HSV: What is one of the most outstanding things that Woody taught you, like a line he said to you, or a voice of reason, or advice?
RJ: There’s a line that Woody said: “Just play two chords. Any more than two chords is showin’ off.”
HSV: Do you remember your own personal time hanging out with Woody at his house, playing music, joking around — there’s a picture of you two smoking cigarettes and it’s like you’re having a good ol’ time.
RJ: Yeah, he liked to laugh. He had corny jokes. He had books full of corny jokes. He had a head full of those corny jokes [laughs]. I don’t remember any of ’em. Oh, wait, okay. We’d drink a beer in a bar, he’d take a sip and he’d say, “Good for your wife’s kidneys.”
He whipped a 20 dollar bill out of his shirt pocket and threw it out of a taxicab window, I didn’t think we were that wealthy. He just had no use for money, no respect. I remember bein’ in a bar the first time I was ever over in London, England, the first year I was there. I was in a pub and I met some actor who is probably famous but I didn’t know his name, but he’d been in America one time and he said Woody was marching in a parade in New York and I think it was May Day, and the Communists have a big deal. Woody was walkin’ and probably had his guitar with him, probably in New York City, and this actor told me he heard somebody say, “Who’s that bum with the guitar?” And the actor said he said, “That’s Woody Guthrie and he can march anywhere he wants!” And that was my arrival in England, and I thought, “I’m gonna have a good time here.”

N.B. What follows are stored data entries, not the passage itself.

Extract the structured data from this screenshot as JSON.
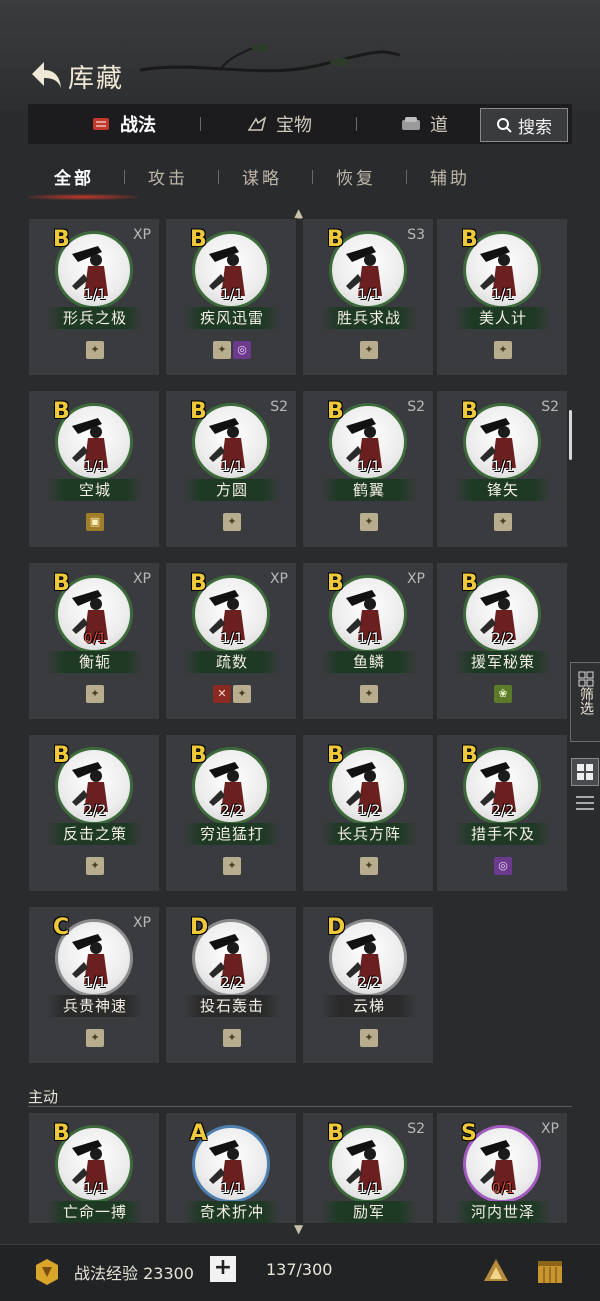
{
  "header": {
    "title": "库藏"
  },
  "main_tabs": [
    {
      "label": "战法",
      "icon": "scroll-icon"
    },
    {
      "label": "宝物",
      "icon": "treasure-icon"
    },
    {
      "label": "道",
      "icon": "item-icon"
    }
  ],
  "search": {
    "label": "搜索"
  },
  "sub_tabs": [
    "全部",
    "攻击",
    "谋略",
    "恢复",
    "辅助"
  ],
  "cards": [
    {
      "grade": "B",
      "tag": "XP",
      "count": "1/1",
      "name": "形兵之极",
      "traits": [
        "tan"
      ]
    },
    {
      "grade": "B",
      "tag": "",
      "count": "1/1",
      "name": "疾风迅雷",
      "traits": [
        "tan",
        "purple"
      ]
    },
    {
      "grade": "B",
      "tag": "S3",
      "count": "1/1",
      "name": "胜兵求战",
      "traits": [
        "tan"
      ]
    },
    {
      "grade": "B",
      "tag": "",
      "count": "1/1",
      "name": "美人计",
      "traits": [
        "tan"
      ]
    },
    {
      "grade": "B",
      "tag": "",
      "count": "1/1",
      "name": "空城",
      "traits": [
        "gold"
      ]
    },
    {
      "grade": "B",
      "tag": "S2",
      "count": "1/1",
      "name": "方圆",
      "traits": [
        "tan"
      ]
    },
    {
      "grade": "B",
      "tag": "S2",
      "count": "1/1",
      "name": "鹤翼",
      "traits": [
        "tan"
      ]
    },
    {
      "grade": "B",
      "tag": "S2",
      "count": "1/1",
      "name": "锋矢",
      "traits": [
        "tan"
      ]
    },
    {
      "grade": "B",
      "tag": "XP",
      "count": "0/1",
      "count_red": true,
      "name": "衡轭",
      "traits": [
        "tan"
      ]
    },
    {
      "grade": "B",
      "tag": "XP",
      "count": "1/1",
      "name": "疏数",
      "traits": [
        "red",
        "tan"
      ]
    },
    {
      "grade": "B",
      "tag": "XP",
      "count": "1/1",
      "name": "鱼鳞",
      "traits": [
        "tan"
      ]
    },
    {
      "grade": "B",
      "tag": "",
      "count": "2/2",
      "name": "援军秘策",
      "traits": [
        "green"
      ]
    },
    {
      "grade": "B",
      "tag": "",
      "count": "2/2",
      "name": "反击之策",
      "traits": [
        "tan"
      ]
    },
    {
      "grade": "B",
      "tag": "",
      "count": "2/2",
      "name": "穷追猛打",
      "traits": [
        "tan"
      ]
    },
    {
      "grade": "B",
      "tag": "",
      "count": "1/2",
      "name": "长兵方阵",
      "traits": [
        "tan"
      ]
    },
    {
      "grade": "B",
      "tag": "",
      "count": "2/2",
      "name": "措手不及",
      "traits": [
        "purple"
      ]
    },
    {
      "grade": "C",
      "tag": "XP",
      "count": "1/1",
      "name": "兵贵神速",
      "traits": [
        "tan"
      ],
      "grey": true
    },
    {
      "grade": "D",
      "tag": "",
      "count": "2/2",
      "name": "投石轰击",
      "traits": [
        "tan"
      ],
      "grey": true
    },
    {
      "grade": "D",
      "tag": "",
      "count": "2/2",
      "name": "云梯",
      "traits": [
        "tan"
      ],
      "grey": true
    }
  ],
  "section_active": {
    "label": "主动"
  },
  "active_cards": [
    {
      "grade": "B",
      "tag": "",
      "count": "1/1",
      "name": "亡命一搏",
      "ring": "green"
    },
    {
      "grade": "A",
      "tag": "",
      "count": "1/1",
      "name": "奇术折冲",
      "ring": "blue"
    },
    {
      "grade": "B",
      "tag": "S2",
      "count": "1/1",
      "name": "励军",
      "ring": "green"
    },
    {
      "grade": "S",
      "tag": "XP",
      "count": "0/1",
      "count_red": true,
      "name": "河内世泽",
      "ring": "purple"
    }
  ],
  "side": {
    "filter_label": "筛选"
  },
  "bottom": {
    "xp_label": "战法经验 23300",
    "plus": "+",
    "capacity": "137/300"
  },
  "colors": {
    "grade": "#f0c93a",
    "accent_red": "#c0392b",
    "name_band": "#1e3a24"
  }
}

HSV: You’ve been through a lot of generations, we’re obviously in a weird moment in the history of America with this president clown at the wheel …
RJ: Ooooweee!
HSV: What was your favorite era? What were some of the happier times?
RJ: I liked Roosevelt.
Of course, there was that time I was thrown out of a school in Connecticut for trying to convert their paint Shetland pony into a bareback bronc. I was about 14 years old. Cherry Lawn School, it was owned by a woman named Dr. Christina Stahl von Holstein Boguslavsky. Her husband Boguslavsky was Russian, she was Swedish. We called all our teachers by their first name. One of my heroes in school, I hope he’s still alive, was a kid who was about 5 years my senior, he was about 19 years old and I was about 14 and he smoked a pipe, and he had a face like a St. Bernard dog. He grew up on the Smith College campus. His father was the dean at Smith College. He owned a .45 caliber six-shooter, and he had a pony and he could shoot a target in a tree at a gallup, and would hop freight trains up to Maine where he’d built a cabin in the woods where the windows were made out of beer bottles cemented in place. One day he hopped a freight and he didn’t go to Maine, he ended up changing trains Omaha, Nebraska and then got another freight and ended up in Montana and got a job workin’ on a ranch when he was about 14.

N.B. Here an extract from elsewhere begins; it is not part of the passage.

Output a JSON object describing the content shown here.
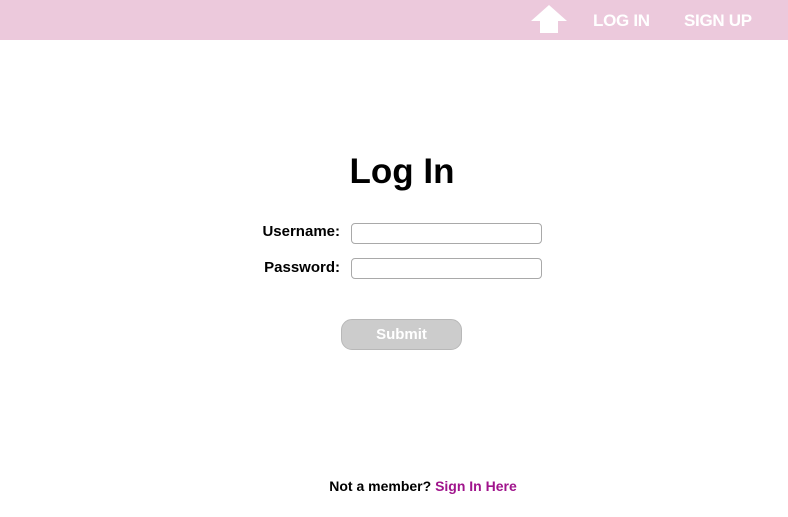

Then he came home again, got a job working as a gunsmith in the Marlon Arms Factory. Then he lied about his age and joined the Navy and he became an aviation ordinance man in an aircraft carrier, underage, he was 17. He was arming the machine guns in these fighter planes on an aircraft carrier. And later he got out of the navy in San Diego and got a job as a cowboy on an Arabian horse ranch in Escondido, California. And I was hearing about that and it was about 1946, I was 15 years old.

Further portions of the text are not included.